Hiring Ethics: Current Skills versus 10 Years Out of Date – Your Call

Cyber-security ethics: the ex-hacker employment conundrum by Davey Winder.

From the post:

Secure Trading, a payments and cyber-security group, has announced that it has appointed Mustafa Al Bassam as a security advisor on the company’s technology and services, including a new blockchain research project. Al Bassam, however, is perhaps better known as Tflow, a former core member of the LulzSec hacker group.

According to Wikipedia, Tflow played an integral part in the Anonymous operation that hacked the HBGaryFederal servers in 2011, and leaked more than 70,000 private emails.

As director of a team that includes ethical hackers, Trustwave’s Lawrence Munro says he would “never knowingly hire someone with a criminal record, especially if their record included breaches of the Computer Misuse Act.” Munro reckons such a thing would be a red flag for him, and while it “may seem draconian to omit individuals who are open about their past brushes with the law” it’s simply not worth the risk when there are white hats available.

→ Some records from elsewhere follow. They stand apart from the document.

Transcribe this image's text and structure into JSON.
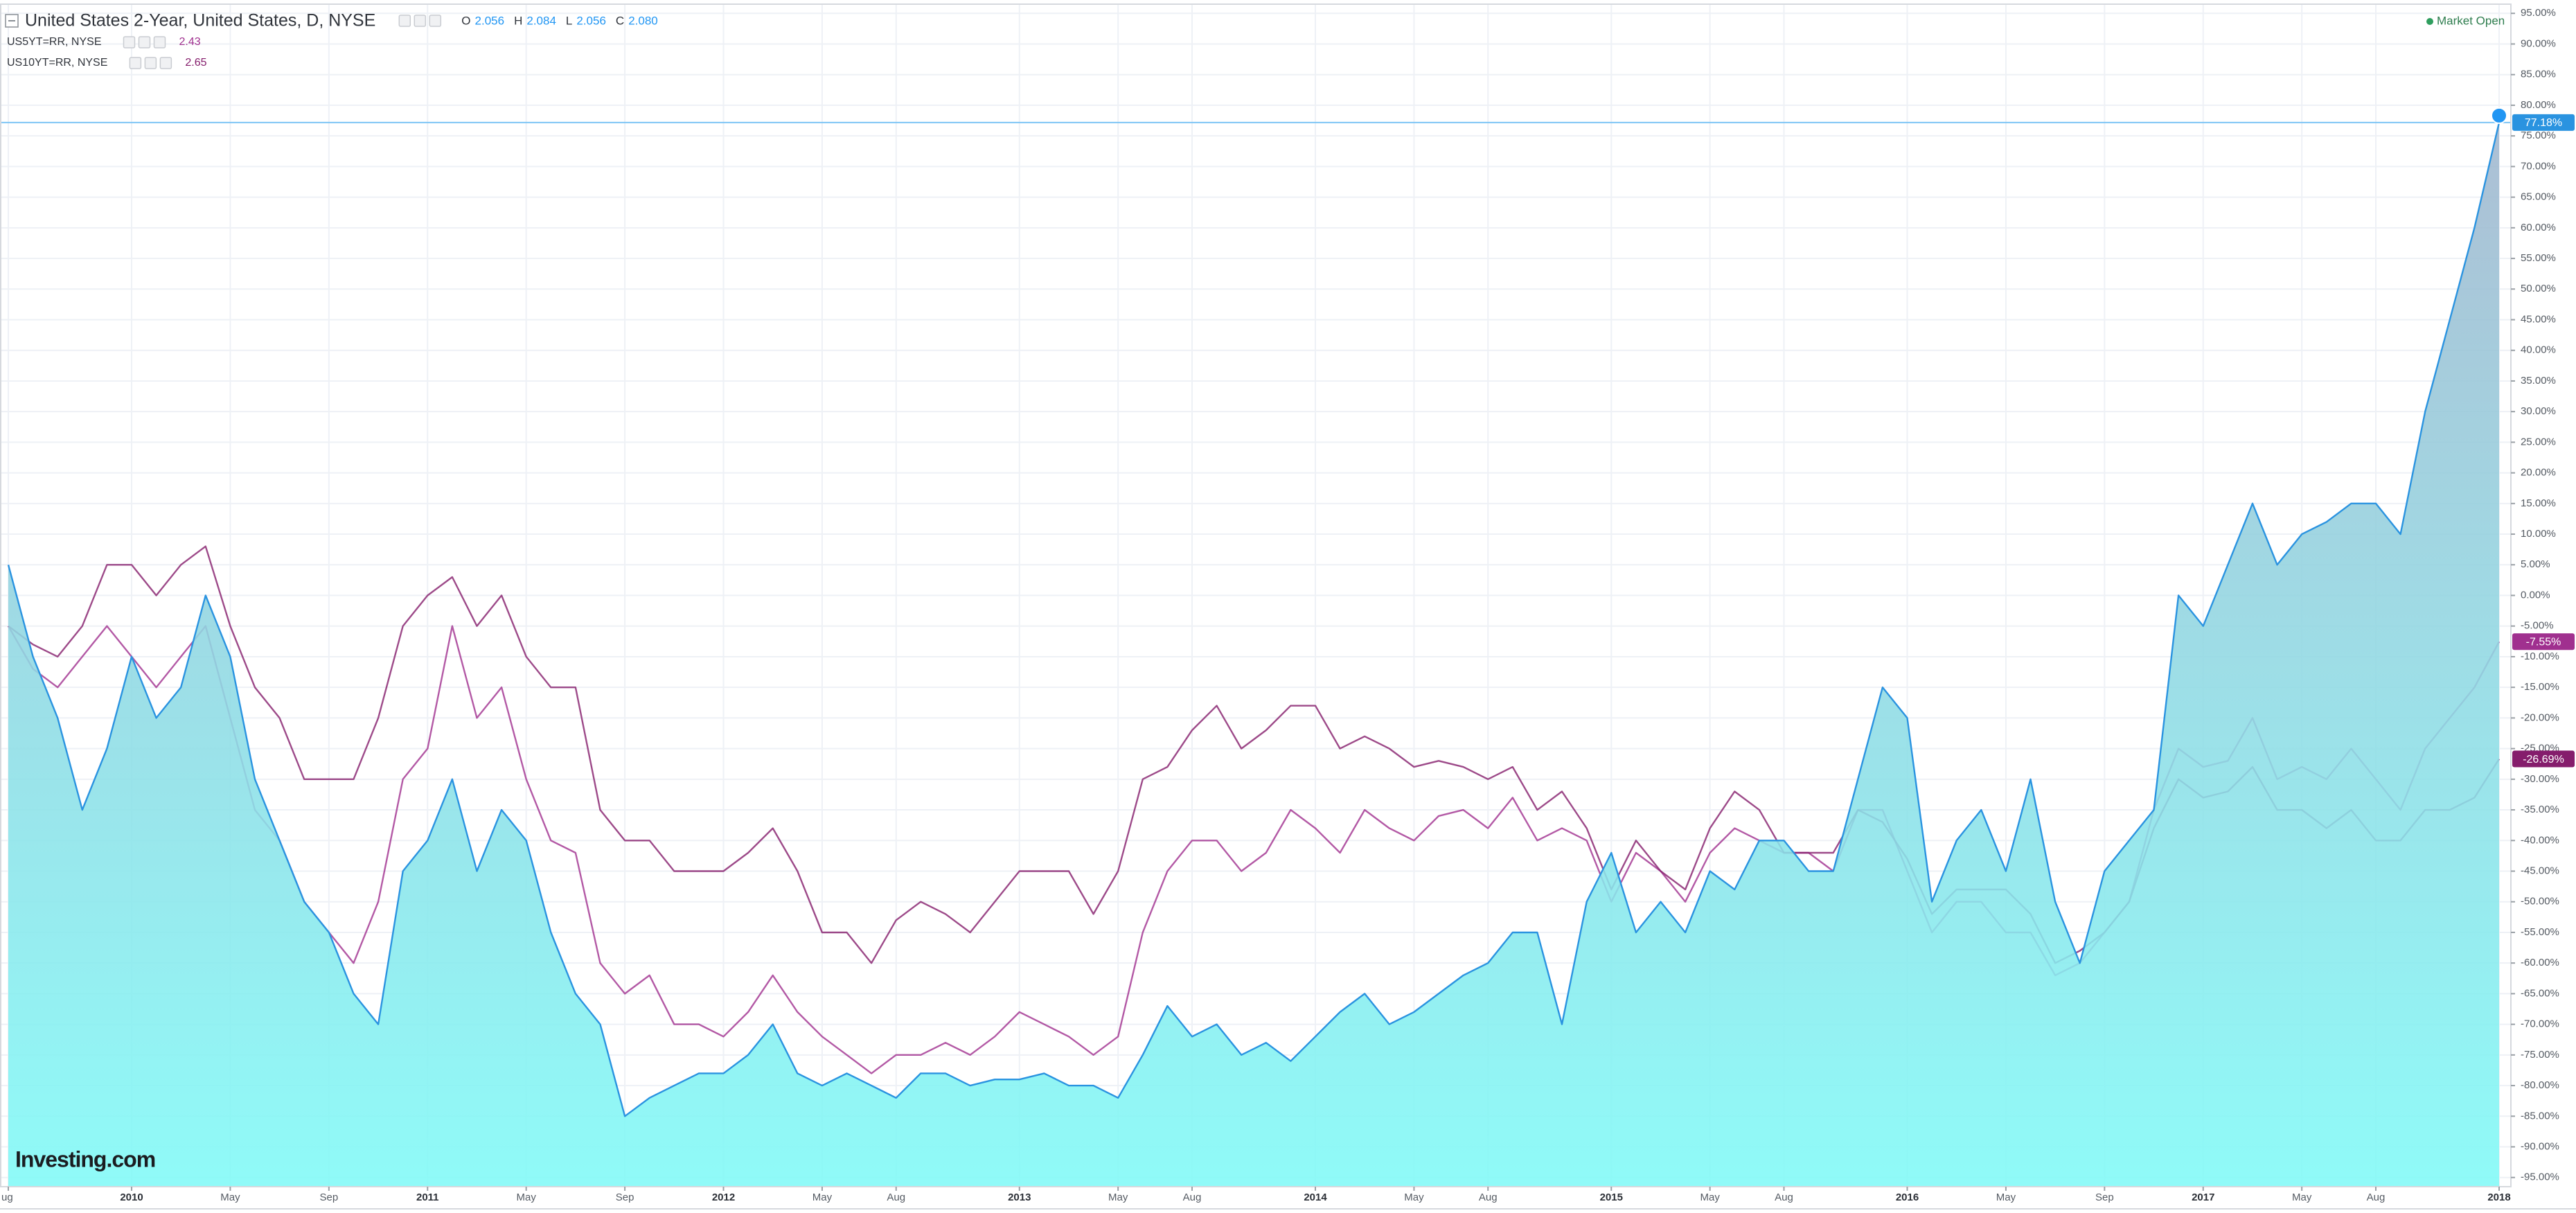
{
  "chart_data": {
    "type": "line",
    "ohlc": [
      {
        "key": "O",
        "value": "2.056"
      },
      {
        "key": "H",
        "value": "2.084"
      },
      {
        "key": "L",
        "value": "2.056"
      },
      {
        "key": "C",
        "value": "2.080"
      }
    ],
    "status": "Market Open",
    "watermark": "Investing.com",
    "categories": [
      "ug",
      null,
      null,
      null,
      null,
      "2010",
      null,
      null,
      null,
      "May",
      null,
      null,
      null,
      "Sep",
      null,
      null,
      null,
      "2011",
      null,
      null,
      null,
      "May",
      null,
      null,
      null,
      "Sep",
      null,
      null,
      null,
      "2012",
      null,
      null,
      null,
      "May",
      null,
      null,
      "Aug",
      null,
      null,
      null,
      null,
      "2013",
      null,
      null,
      null,
      "May",
      null,
      null,
      "Aug",
      null,
      null,
      null,
      null,
      "2014",
      null,
      null,
      null,
      "May",
      null,
      null,
      "Aug",
      null,
      null,
      null,
      null,
      "2015",
      null,
      null,
      null,
      "May",
      null,
      null,
      "Aug",
      null,
      null,
      null,
      null,
      "2016",
      null,
      null,
      null,
      "May",
      null,
      null,
      null,
      "Sep",
      null,
      null,
      null,
      "2017",
      null,
      null,
      null,
      "May",
      null,
      null,
      "Aug",
      null,
      null,
      null,
      null,
      "2018"
    ],
    "series": [
      {
        "name": "United States 2-Year, United States, D, NYSE",
        "type": "area",
        "color": "#2a93e0",
        "fill": [
          "#a1b6ce",
          "#80faf7"
        ],
        "values": [
          5,
          -10,
          -20,
          -35,
          -25,
          -10,
          -20,
          -15,
          0,
          -10,
          -30,
          -40,
          -50,
          -55,
          -65,
          -70,
          -45,
          -40,
          -30,
          -45,
          -35,
          -40,
          -55,
          -65,
          -70,
          -85,
          -82,
          -80,
          -78,
          -78,
          -75,
          -70,
          -78,
          -80,
          -78,
          -80,
          -82,
          -78,
          -78,
          -80,
          -79,
          -79,
          -78,
          -80,
          -80,
          -82,
          -75,
          -67,
          -72,
          -70,
          -75,
          -73,
          -76,
          -72,
          -68,
          -65,
          -70,
          -68,
          -65,
          -62,
          -60,
          -55,
          -55,
          -70,
          -50,
          -42,
          -55,
          -50,
          -55,
          -45,
          -48,
          -40,
          -40,
          -45,
          -45,
          -30,
          -15,
          -20,
          -50,
          -40,
          -35,
          -45,
          -30,
          -50,
          -60,
          -45,
          -40,
          -35,
          0,
          -5,
          5,
          15,
          5,
          10,
          12,
          15,
          15,
          10,
          30,
          45,
          60,
          77.18
        ],
        "value_labels": {
          "101": "77.18%"
        }
      },
      {
        "name": "US5YT=RR, NYSE",
        "type": "line",
        "quote": "2.43",
        "color": "#a0308f",
        "values": [
          -5,
          -12,
          -15,
          -10,
          -5,
          -10,
          -15,
          -10,
          -5,
          -20,
          -35,
          -40,
          -50,
          -55,
          -60,
          -50,
          -30,
          -25,
          -5,
          -20,
          -15,
          -30,
          -40,
          -42,
          -60,
          -65,
          -62,
          -70,
          -70,
          -72,
          -68,
          -62,
          -68,
          -72,
          -75,
          -78,
          -75,
          -75,
          -73,
          -75,
          -72,
          -68,
          -70,
          -72,
          -75,
          -72,
          -55,
          -45,
          -40,
          -40,
          -45,
          -42,
          -35,
          -38,
          -42,
          -35,
          -38,
          -40,
          -36,
          -35,
          -38,
          -33,
          -40,
          -38,
          -40,
          -50,
          -42,
          -45,
          -50,
          -42,
          -38,
          -40,
          -42,
          -42,
          -45,
          -35,
          -35,
          -45,
          -55,
          -50,
          -50,
          -55,
          -55,
          -62,
          -60,
          -55,
          -50,
          -35,
          -25,
          -28,
          -27,
          -20,
          -30,
          -28,
          -30,
          -25,
          -30,
          -35,
          -25,
          -20,
          -15,
          -7.55
        ],
        "value_labels": {
          "101": "-7.55%"
        }
      },
      {
        "name": "US10YT=RR, NYSE",
        "type": "line",
        "quote": "2.65",
        "color": "#851d6c",
        "values": [
          -5,
          -8,
          -10,
          -5,
          5,
          5,
          0,
          5,
          8,
          -5,
          -15,
          -20,
          -30,
          -30,
          -30,
          -20,
          -5,
          0,
          3,
          -5,
          0,
          -10,
          -15,
          -15,
          -35,
          -40,
          -40,
          -45,
          -45,
          -45,
          -42,
          -38,
          -45,
          -55,
          -55,
          -60,
          -53,
          -50,
          -52,
          -55,
          -50,
          -45,
          -45,
          -45,
          -52,
          -45,
          -30,
          -28,
          -22,
          -18,
          -25,
          -22,
          -18,
          -18,
          -25,
          -23,
          -25,
          -28,
          -27,
          -28,
          -30,
          -28,
          -35,
          -32,
          -38,
          -48,
          -40,
          -45,
          -48,
          -38,
          -32,
          -35,
          -42,
          -42,
          -42,
          -35,
          -37,
          -43,
          -52,
          -48,
          -48,
          -48,
          -52,
          -60,
          -58,
          -55,
          -50,
          -38,
          -30,
          -33,
          -32,
          -28,
          -35,
          -35,
          -38,
          -35,
          -40,
          -40,
          -35,
          -35,
          -33,
          -26.69
        ],
        "value_labels": {
          "101": "-26.69%"
        }
      }
    ],
    "ylim": [
      -96.5,
      96.5
    ],
    "yticks": [
      {
        "value": 95,
        "label": "95.00%"
      },
      {
        "value": 90,
        "label": "90.00%"
      },
      {
        "value": 85,
        "label": "85.00%"
      },
      {
        "value": 80,
        "label": "80.00%"
      },
      {
        "value": 75,
        "label": "75.00%"
      },
      {
        "value": 70,
        "label": "70.00%"
      },
      {
        "value": 65,
        "label": "65.00%"
      },
      {
        "value": 60,
        "label": "60.00%"
      },
      {
        "value": 55,
        "label": "55.00%"
      },
      {
        "value": 50,
        "label": "50.00%"
      },
      {
        "value": 45,
        "label": "45.00%"
      },
      {
        "value": 40,
        "label": "40.00%"
      },
      {
        "value": 35,
        "label": "35.00%"
      },
      {
        "value": 30,
        "label": "30.00%"
      },
      {
        "value": 25,
        "label": "25.00%"
      },
      {
        "value": 20,
        "label": "20.00%"
      },
      {
        "value": 15,
        "label": "15.00%"
      },
      {
        "value": 10,
        "label": "10.00%"
      },
      {
        "value": 5,
        "label": "5.00%"
      },
      {
        "value": 0,
        "label": "0.00%"
      },
      {
        "value": -5,
        "label": "-5.00%"
      },
      {
        "value": -10,
        "label": "-10.00%"
      },
      {
        "value": -15,
        "label": "-15.00%"
      },
      {
        "value": -20,
        "label": "-20.00%"
      },
      {
        "value": -25,
        "label": "-25.00%"
      },
      {
        "value": -30,
        "label": "-30.00%"
      },
      {
        "value": -35,
        "label": "-35.00%"
      },
      {
        "value": -40,
        "label": "-40.00%"
      },
      {
        "value": -45,
        "label": "-45.00%"
      },
      {
        "value": -50,
        "label": "-50.00%"
      },
      {
        "value": -55,
        "label": "-55.00%"
      },
      {
        "value": -60,
        "label": "-60.00%"
      },
      {
        "value": -65,
        "label": "-65.00%"
      },
      {
        "value": -70,
        "label": "-70.00%"
      },
      {
        "value": -75,
        "label": "-75.00%"
      },
      {
        "value": -80,
        "label": "-80.00%"
      },
      {
        "value": -85,
        "label": "-85.00%"
      },
      {
        "value": -90,
        "label": "-90.00%"
      },
      {
        "value": -95,
        "label": "-95.00%"
      }
    ],
    "grid": true,
    "price_line": true
  }
}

The most common figure I remember is that the black hats are ahead by about a decade in the cybersecurity race.

There’s an ethical dilemma, you can hire up to ten year out of date white hats or you can hire cutting edge black hat talent.

Hired “yeses” about your security or the security of your clients doesn’t impact the ability of others to hack those systems.

Are you going to hire “yes” talent or the best talent?